Réseau de Recherche sur le Développement Soutenable

Accueil > Projets de recherche > Année 2007

[2007-05] Analyse des besoins de confort thermique en été et en période de canicule dans le contexte urbain du changement climatique et proposition de nouvelles solutions

Jérôme ADNOT - ENSMP - Centre Energétique et Procédés

Contexte scientifique

Aspects techniques

C’est en ville qu’il y a besoin de climatisation pour l’essentiel, même si les résidences d’été dans le Sud de la France commencent à s’équiper. Les statistiques nationales cachent que ce problème est urbain et doit (et peut) être traité au niveau de la ville, et même pour une bonne part au niveau de l’Île-de-France, comme les embouteillages, la pollution acide ou le besoin d’espaces verts.
Il apparaît aujourd’hui nécessaire de penser « Confort dans la ville » par opposition à « Achat individuel d’un climatiseur ».

Aspect urbanistique

La consommation énergétique liée à la climatisation des bâtiments devient particulièrement importante en environnement urbain car la température de l’air des secteurs urbains denses est plus élevée qu’aux alentours.
Ce phénomène urbain, associé à l’augmentation du niveau de vie (baisse sociologique de la résistance à l’inconfort) et aux facteurs climatiques en mutation (canicules), contribue à la croissance de la demande traditionnellement basse de climatisation artificielle en Europe. Il convient d’éviter les solutions culpabilisantes, comme celles qui feraient du propriétaire d’une climatisation ou d’une voiture individuelle un mauvais citoyen, et chercher des solutions gérées collectivement pour limiter les besoins et l’usage sans priver l’individu de ses libertés.

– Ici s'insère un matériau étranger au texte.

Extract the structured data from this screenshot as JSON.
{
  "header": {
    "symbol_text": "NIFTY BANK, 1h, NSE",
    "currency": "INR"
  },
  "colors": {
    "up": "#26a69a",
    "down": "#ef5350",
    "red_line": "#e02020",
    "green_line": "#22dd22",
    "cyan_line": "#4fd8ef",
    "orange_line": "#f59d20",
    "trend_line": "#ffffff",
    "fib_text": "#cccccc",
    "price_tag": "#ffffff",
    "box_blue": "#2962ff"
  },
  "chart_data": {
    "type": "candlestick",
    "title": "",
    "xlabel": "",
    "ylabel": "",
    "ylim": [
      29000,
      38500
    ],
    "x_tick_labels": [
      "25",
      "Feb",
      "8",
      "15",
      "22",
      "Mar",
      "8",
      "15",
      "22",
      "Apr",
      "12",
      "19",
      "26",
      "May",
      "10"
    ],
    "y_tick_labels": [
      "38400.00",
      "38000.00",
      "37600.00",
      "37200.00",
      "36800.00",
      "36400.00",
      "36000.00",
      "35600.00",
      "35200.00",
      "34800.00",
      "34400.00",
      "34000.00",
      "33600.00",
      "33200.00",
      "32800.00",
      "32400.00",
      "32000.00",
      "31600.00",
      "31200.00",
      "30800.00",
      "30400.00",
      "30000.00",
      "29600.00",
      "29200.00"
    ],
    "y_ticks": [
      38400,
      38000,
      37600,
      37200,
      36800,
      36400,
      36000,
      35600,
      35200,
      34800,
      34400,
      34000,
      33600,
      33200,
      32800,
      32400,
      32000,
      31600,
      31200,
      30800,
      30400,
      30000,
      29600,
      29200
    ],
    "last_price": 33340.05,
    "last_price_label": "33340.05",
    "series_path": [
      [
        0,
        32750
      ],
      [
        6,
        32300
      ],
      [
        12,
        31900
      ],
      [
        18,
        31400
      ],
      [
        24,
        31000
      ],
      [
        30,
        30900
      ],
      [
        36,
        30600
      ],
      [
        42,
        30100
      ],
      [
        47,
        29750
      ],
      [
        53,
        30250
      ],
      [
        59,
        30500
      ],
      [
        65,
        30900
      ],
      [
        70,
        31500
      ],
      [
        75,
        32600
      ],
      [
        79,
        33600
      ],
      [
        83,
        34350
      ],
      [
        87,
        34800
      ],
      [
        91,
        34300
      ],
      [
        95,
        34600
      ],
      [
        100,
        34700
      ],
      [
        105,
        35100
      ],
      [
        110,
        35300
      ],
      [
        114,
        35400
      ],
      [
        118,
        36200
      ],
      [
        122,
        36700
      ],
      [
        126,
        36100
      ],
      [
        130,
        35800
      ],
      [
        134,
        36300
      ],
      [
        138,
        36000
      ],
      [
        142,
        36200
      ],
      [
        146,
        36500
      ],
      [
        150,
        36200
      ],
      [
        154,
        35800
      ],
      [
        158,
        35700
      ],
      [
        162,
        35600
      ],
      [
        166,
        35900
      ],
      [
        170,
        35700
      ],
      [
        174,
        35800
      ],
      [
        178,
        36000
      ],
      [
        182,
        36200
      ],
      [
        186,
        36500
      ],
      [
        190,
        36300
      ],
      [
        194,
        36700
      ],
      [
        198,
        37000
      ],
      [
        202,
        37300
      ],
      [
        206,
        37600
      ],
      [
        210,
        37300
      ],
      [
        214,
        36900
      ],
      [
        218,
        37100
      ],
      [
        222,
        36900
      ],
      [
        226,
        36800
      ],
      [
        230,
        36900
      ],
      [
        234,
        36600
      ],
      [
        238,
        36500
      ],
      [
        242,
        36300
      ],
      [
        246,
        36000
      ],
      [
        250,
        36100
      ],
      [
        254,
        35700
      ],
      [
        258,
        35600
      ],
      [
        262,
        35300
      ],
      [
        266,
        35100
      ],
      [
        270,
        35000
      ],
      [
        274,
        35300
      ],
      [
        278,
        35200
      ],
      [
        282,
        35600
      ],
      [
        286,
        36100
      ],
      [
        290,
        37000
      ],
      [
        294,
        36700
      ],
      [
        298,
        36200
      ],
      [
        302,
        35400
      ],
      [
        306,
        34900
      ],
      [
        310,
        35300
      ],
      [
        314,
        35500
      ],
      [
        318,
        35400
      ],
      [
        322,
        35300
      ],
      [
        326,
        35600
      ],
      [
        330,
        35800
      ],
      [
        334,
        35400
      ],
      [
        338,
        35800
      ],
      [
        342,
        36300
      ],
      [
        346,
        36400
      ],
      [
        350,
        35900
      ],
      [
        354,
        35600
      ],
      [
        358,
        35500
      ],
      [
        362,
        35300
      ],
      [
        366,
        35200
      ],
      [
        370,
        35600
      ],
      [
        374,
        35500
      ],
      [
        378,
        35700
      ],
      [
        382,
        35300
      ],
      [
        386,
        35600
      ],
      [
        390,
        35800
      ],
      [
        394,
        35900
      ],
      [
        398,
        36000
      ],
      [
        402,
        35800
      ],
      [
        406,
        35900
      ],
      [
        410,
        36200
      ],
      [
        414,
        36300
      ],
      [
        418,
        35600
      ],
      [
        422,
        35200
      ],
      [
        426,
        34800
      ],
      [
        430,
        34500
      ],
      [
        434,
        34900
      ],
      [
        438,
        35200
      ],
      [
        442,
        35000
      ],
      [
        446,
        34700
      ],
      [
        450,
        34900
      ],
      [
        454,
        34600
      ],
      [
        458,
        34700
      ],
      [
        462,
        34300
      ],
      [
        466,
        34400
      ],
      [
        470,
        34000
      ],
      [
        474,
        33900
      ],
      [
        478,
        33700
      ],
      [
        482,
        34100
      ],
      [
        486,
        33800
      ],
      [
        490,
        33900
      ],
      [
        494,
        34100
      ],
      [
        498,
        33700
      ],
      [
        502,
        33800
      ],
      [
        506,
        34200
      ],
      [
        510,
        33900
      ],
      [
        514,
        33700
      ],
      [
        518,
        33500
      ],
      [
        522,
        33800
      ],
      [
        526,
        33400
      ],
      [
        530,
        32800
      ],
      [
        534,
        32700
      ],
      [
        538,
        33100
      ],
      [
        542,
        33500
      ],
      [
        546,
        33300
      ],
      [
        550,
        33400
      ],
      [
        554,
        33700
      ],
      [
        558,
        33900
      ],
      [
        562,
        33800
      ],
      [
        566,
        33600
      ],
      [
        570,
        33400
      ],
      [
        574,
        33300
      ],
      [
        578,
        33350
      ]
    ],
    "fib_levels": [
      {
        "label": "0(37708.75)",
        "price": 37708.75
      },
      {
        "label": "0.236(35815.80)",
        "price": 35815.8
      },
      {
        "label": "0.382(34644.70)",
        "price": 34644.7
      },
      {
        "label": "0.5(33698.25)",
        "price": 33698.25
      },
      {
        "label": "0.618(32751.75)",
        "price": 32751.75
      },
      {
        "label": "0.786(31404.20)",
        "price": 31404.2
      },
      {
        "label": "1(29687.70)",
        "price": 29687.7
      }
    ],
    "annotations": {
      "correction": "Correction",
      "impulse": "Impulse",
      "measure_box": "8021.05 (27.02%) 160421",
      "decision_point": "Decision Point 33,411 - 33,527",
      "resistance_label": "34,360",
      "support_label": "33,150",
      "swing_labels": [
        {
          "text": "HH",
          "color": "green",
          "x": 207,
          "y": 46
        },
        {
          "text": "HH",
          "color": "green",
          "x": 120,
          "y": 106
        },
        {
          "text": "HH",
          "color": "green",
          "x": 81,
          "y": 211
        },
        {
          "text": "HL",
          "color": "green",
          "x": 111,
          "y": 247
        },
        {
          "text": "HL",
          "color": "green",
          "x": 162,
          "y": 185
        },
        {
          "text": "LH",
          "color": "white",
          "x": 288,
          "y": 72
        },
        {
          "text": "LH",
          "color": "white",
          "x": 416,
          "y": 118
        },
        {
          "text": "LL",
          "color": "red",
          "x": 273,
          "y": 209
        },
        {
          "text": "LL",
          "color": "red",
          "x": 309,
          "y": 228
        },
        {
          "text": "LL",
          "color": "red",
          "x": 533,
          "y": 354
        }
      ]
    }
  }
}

Aspect environnemental : développement non soutenable

Avec le scénario des canicules que les climatologues nous prévoient la canicule de 2003 ne sera pas exceptionnelle, ce sera bientôt l’événement dimensionnant. Si les actions ne suivent pas, la climatisation individuelle se généralisera, canicule après canicule, et la consommation énergétique augmentera sans apporter autre chose qu’un confort intérieur temporaire dans une seule pièce.
Il y a donc un réel besoin de proposer des méthodes de diagnostic de l’inconfort dans les locaux non climatisés, tout en assurant le diagnostic énergétique « conventionnel » dans les locaux climatisés.

Problème sociétal

La détermination de la situation de base de référence est l’un des défis principaux pour le calcul des économies d’énergie quand les besoins sont évolutifs.
C’est particulièrement le cas pour le confort thermique avec un changement endogène à la technique (on augmente souvent le besoin confort en mettant à disposition un équipement) et un changement exogène (réchauffement moyen et occurrence de canicules).

Ce problème de définition de la référence peut se résoudre en intégrant dans un cadre méthodologique, les coûts, les impacts et le confort réalisé ou non réalisé.